I saw this sign in front of a clothing shop in Montréal. I’ve hidden the text at the top of the sign where we see one possible French name for the article of clothing this boy is wearing.

Can you guess the term on the sign?

(Don’t worry about the hood for a moment. We’re looking for a general term that covers both hooded and hoodless versions.)

Here are some clues:

  • The term is unique to the French spoken in Québec/Canada.
  • The term is related to the soft fluffiness of the material.
  • The term contains two words. The first word begins with c; the second word begins with o.

Give up? Here’s the answer! (The link points to an image — the same image, but with the text not cut off.)

Now that you know the term, do you wonder how to pronounce the second word? Oua in French sounds like wa. Ouaté rhymes with raté. Just change the r to a w sound, and you’ve got it.

What does ouaté mean, anyway? It means fleeced. It’s the adjective form of the feminine noun ouate, which is a ball of cotton wool, like the kind you might use to remove make-up or nail polish. Coton ouaté could be translated literally as fleeced cotton. The term coton ouaté can be used where English says sweatshirt.

The sweatshirt in the image has a hood (un capuchon). If we wanted to be more specific and say hooded sweatshirt, we could say un coton ouaté à capuchon. This is a possible equivalent of the English-borrowed hoodie.
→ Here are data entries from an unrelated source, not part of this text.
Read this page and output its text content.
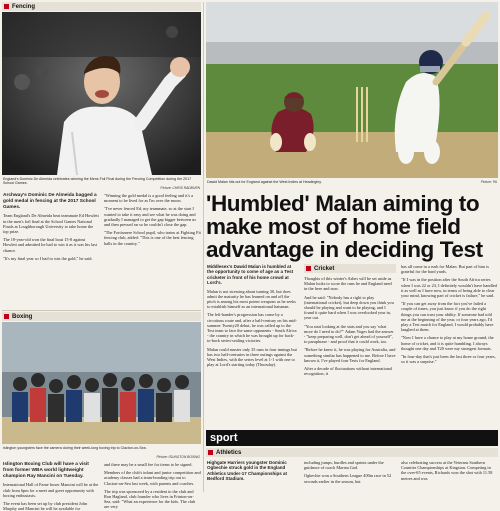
Fencing
England's Dominic De Almeida celebrates winning the Mens Foil Final during the Fencing Competition during the 2017 School Games.
Picture: CHRIS RADBURN

Archway's Dominic De Almeida bagged a gold medal in fencing at the 2017 School Games.

Team England's De Almeida beat teammate Ed Howlett in the men's foil final at the School Games National Finals at Loughborough University to take home the top prize.

The 18-year-old won the final bout 15-8 against Howlett and admitted he had to win it as it was his last chance.

"It's my final year so I had to win the gold," he said.

"Winning the gold medal is a good feeling and it's a moment to be lived for as I'm over the moon.

"I've never fenced Ed, my teammate, so at the start I wanted to take it easy and see what he was doing and gradually I managed to get the gap bigger between us and then pressed on so he couldn't close the gap.

"The Fortismere School pupil, who trains at Fighting Fit fencing club, added: "This is one of the best fencing halls in the country."

Dawid Malan hits out for England against the West Indies at Headingley.	Picture: PA
'Humbled' Malan aiming to
make most of home field
advantage in deciding Test

Middlesex's Dawid Malan is humbled at the opportunity to come of age as a Test cricketer in front of his home crowd at Lord's.

Malan is not stressing about turning 30, but does admit the maturity he has learned on and off the pitch is among his most potent weapons as he seeks to establish himself as an international batsman.

The left-hander's progression has come by a circuitous route and, after a half-century on his mid-summer Twenty20 debut, he was called up to the Test team to face the same opponents - South Africa - the country in which he was brought up for back-to-back series-sealing victories.

Malan could muster only 35 runs in four innings but has two half-centuries in three outings against the West Indies, with the series level at 1-1 with one to play at Lord's starting today (Thursday).

Cricket

Thoughts of this winter's Ashes will be set aside as Malan looks to score the runs he and England need in the here and now.

And he said: "Nobody has a right to play (international cricket), but deep down you think you should be playing and want to be playing, and I found it quite hard when I was overlooked year in, year out.

"You start looking at the stats and you say 'what more do I need to do?'" Adam Voges had the answer - "keep preparing well, don't get ahead of yourself", to paraphrase - and proof that it could work, too.

"Before he knew it, he was playing for Australia, and something similar has happened to me. Before I have known it, I've played four Tests for England.

After a decade of fluctuations without international recognition, it

has all come in a rush for Malan. But part of him is grateful for the hard yards.

"If I was in the position after the South Africa series when I was 22 or 23, I definitely wouldn't have handled it as well as I have now, in terms of being able to clear your mind, knowing part of cricket is failure," he said.

"If you can get away from the fact you've failed a couple of times, you just know if you do the right things you can trust your ability. If someone had told me at the beginning of the year, or four years ago, I'd play a Test match for England, I would probably have laughed at them.

"Now I have a chance to play at my home ground, the home of cricket, and it is quite humbling. I always thought one day and T20 were my strongest formats.

"In four-day that's just been the last three or four years, so it was a surprise."

Boxing
Islington youngsters face the camera during their week-long boxing trip to Clacton-on-Sea.
Picture: ISLINGTON BOXING

Islington Boxing Club will have a visit from former WBA world lightweight champion Ray Mancini on Tuesday.

International Hall of Fame boxer Mancini will be at the club from 6pm for a meet and greet opportunity with boxing enthusiasts.

The event has been set up by club president John Murphy and Mancini he will be available for

and there may be a small fee for items to be signed.

Members of the club's infant and junior competition and academy classes had a team-bonding trip out to Clacton-on-Sea last week, with parents and coaches.

The trip was sponsored by a resident to the club and Ron Hagland, club founder who lives in Frinton-on-Sea, said: "What an experience for the kids. The club are very

sport
Athletics

Highgate Harriers youngster Dominic Ogbechie struck gold in the England Athletics Under-17 Championships at Bedford Stadium.

including jumps, hurdles and sprints under the guidance of coach Marina Gad.

Ogbechie won a Southern League 400m race in 52 seconds earlier in the season, but

also celebrating success at the Veterans Southern Counties Championships at Kingston. Competing in the over-65 events, Richards won the shot with 11.58 metres and was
Update (2 December 2015): To be more clear — when you use the term coton ouaté, people will generally assume the hoodless version, in the same way that people assume the hoodless version when you say sweatshirt in English. If you want to insist that the sweatshirt has a hood while still using the term coton ouaté, you can say coton ouaté à capuchon. A different term for a hooded sweatshirt that you can also use is chandail à capuchon.